In fact, Amazon Autos has a few things going for it. In addition to greater hunger and comfort levels for online auto shopping, Amazon has a certain degree of trust and user habit for all things eCommerce. Buying your next car online may seem dubious to some, but doing it on Amazon may be palatable.
To that end, Amazon is inserting itself in the process not just to locate your new car, but other parts of that consumers dread. In addition to avoiding salespeople (one reason for Carvana’s appeal), it offers transparent pricing – including taxes – and no haggling. That means no surprises nor hidden fees.
As another procedural bonus, Amazon helps secure financing which is part of the traditional auto-dealer process that consumers find sleazy and full of upsells (undercoating, anyone?). Amazon also facilitates all the paperwork, the ability to e-sign, and schedule your pickup. It even handles trade-ins.
Balance-Sheet Friendly
As for Amazon Autos’ revenue, the company doesn’t reveal particulars, but we presume an affiliate sales model. If accurate, this would let Amazon take a small cut of a large number of transactions (sound familiar?) without having to carry any inventory costs. It also gets to be the seller of record in each sale.

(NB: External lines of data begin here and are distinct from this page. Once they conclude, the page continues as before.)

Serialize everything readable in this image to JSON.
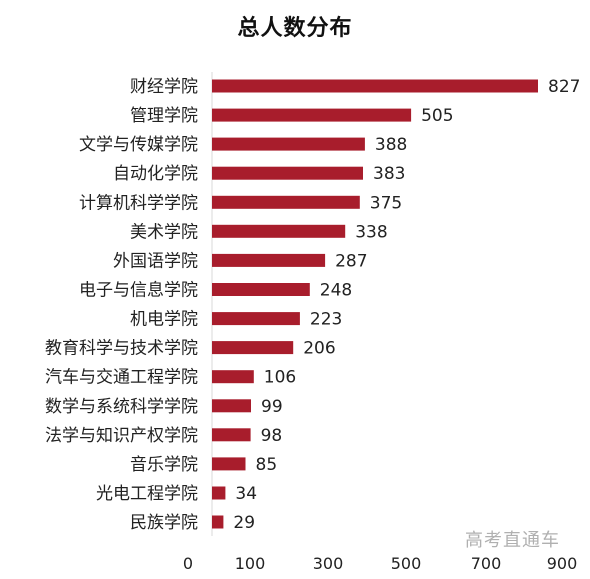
{
  "chart_data": {
    "type": "bar",
    "orientation": "horizontal",
    "title": "总人数分布",
    "categories": [
      "财经学院",
      "管理学院",
      "文学与传媒学院",
      "自动化学院",
      "计算机科学学院",
      "美术学院",
      "外国语学院",
      "电子与信息学院",
      "机电学院",
      "教育科学与技术学院",
      "汽车与交通工程学院",
      "数学与系统科学学院",
      "法学与知识产权学院",
      "音乐学院",
      "光电工程学院",
      "民族学院"
    ],
    "values": [
      827,
      505,
      388,
      383,
      375,
      338,
      287,
      248,
      223,
      206,
      106,
      99,
      98,
      85,
      34,
      29
    ],
    "xticks": [
      "0",
      "100",
      "300",
      "500",
      "700",
      "900"
    ],
    "xlim": [
      0,
      900
    ],
    "grid": false,
    "legend": "none",
    "bar_color": "#a81d2c"
  },
  "watermark": "高考直通车"
}
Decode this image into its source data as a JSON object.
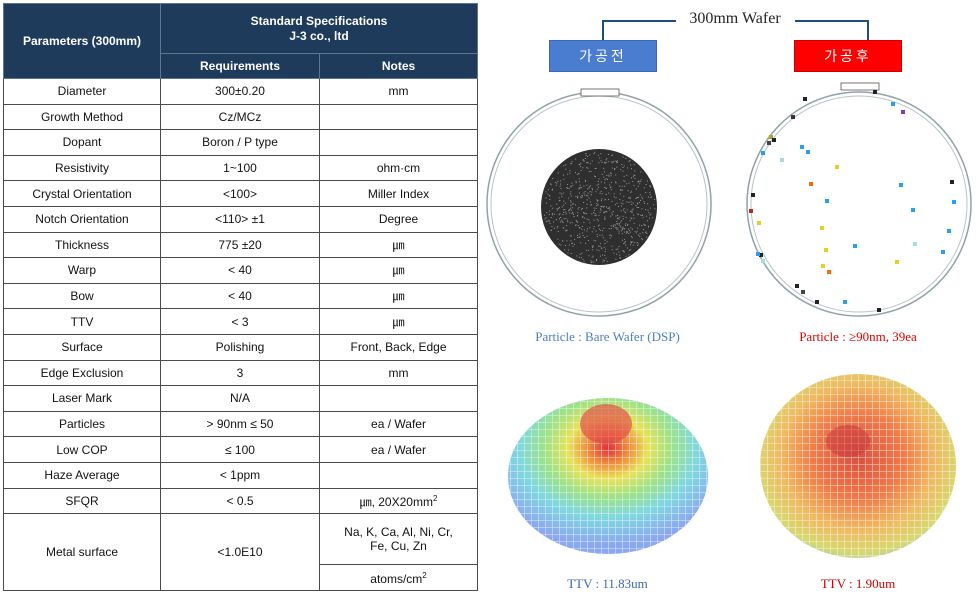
{
  "table": {
    "header": {
      "parameters": "Parameters (300mm)",
      "standard_line1": "Standard  Specifications",
      "standard_line2": "J-3 co., ltd",
      "requirements": "Requirements",
      "notes": "Notes"
    },
    "rows": [
      {
        "param": "Diameter",
        "req": "300±0.20",
        "note": "mm"
      },
      {
        "param": "Growth Method",
        "req": "Cz/MCz",
        "note": ""
      },
      {
        "param": "Dopant",
        "req": "Boron / P type",
        "note": ""
      },
      {
        "param": "Resistivity",
        "req": "1~100",
        "note": "ohm·cm"
      },
      {
        "param": "Crystal Orientation",
        "req": "<100>",
        "note": "Miller Index"
      },
      {
        "param": "Notch Orientation",
        "req": "<110>  ±1",
        "note": "Degree"
      },
      {
        "param": "Thickness",
        "req": "775  ±20",
        "note": "㎛"
      },
      {
        "param": "Warp",
        "req": "<  40",
        "note": "㎛"
      },
      {
        "param": "Bow",
        "req": "<  40",
        "note": "㎛"
      },
      {
        "param": "TTV",
        "req": "<  3",
        "note": "㎛"
      },
      {
        "param": "Surface",
        "req": "Polishing",
        "note": "Front, Back, Edge"
      },
      {
        "param": "Edge Exclusion",
        "req": "3",
        "note": "mm"
      },
      {
        "param": "Laser Mark",
        "req": "N/A",
        "note": ""
      },
      {
        "param": "Particles",
        "req": ">  90nm  ≤  50",
        "note": "ea / Wafer"
      },
      {
        "param": "Low COP",
        "req": "≤ 100",
        "note": "ea / Wafer"
      },
      {
        "param": "Haze Average",
        "req": "< 1ppm",
        "note": ""
      }
    ],
    "sfqr": {
      "param": "SFQR",
      "req": "<  0.5",
      "note": "㎛, 20X20mm",
      "note_sup": "2"
    },
    "metal": {
      "param": "Metal surface",
      "req": "<1.0E10",
      "note_line1": "Na, K, Ca, Al, Ni, Cr,",
      "note_line2": "Fe, Cu, Zn",
      "unit": "atoms/cm",
      "unit_sup": "2"
    }
  },
  "figure": {
    "title": "300mm Wafer",
    "before_label": "가공전",
    "after_label": "가공후",
    "before_caption": "Particle : Bare Wafer (DSP)",
    "after_caption": "Particle : ≥90nm, 39ea",
    "before_ttv": "TTV : 11.83um",
    "after_ttv": "TTV : 1.90um",
    "colors": {
      "before_label_bg": "#4a7cd0",
      "after_label_bg": "#ff0000",
      "header_bg": "#1f3b5c"
    }
  }
}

That last part indicates that whatever affiliate revenue share or commission Amazon is getting is likely being taken away from a local dealer (or salesperson). And that’s where Amazon Autos could be most disruptive, likely forcing local dealers to raise their game… which isn’t necessarily a bad thing.
Amazon Autos’ scalable and balance-sheet-friendly model also makes it a bit of a no-brainer. That brings us back to the point about revenue diversification and big verticals. Auto sales were inevitable for Amazon. The only looming question is how it disrupts local dealers and the ways they operate.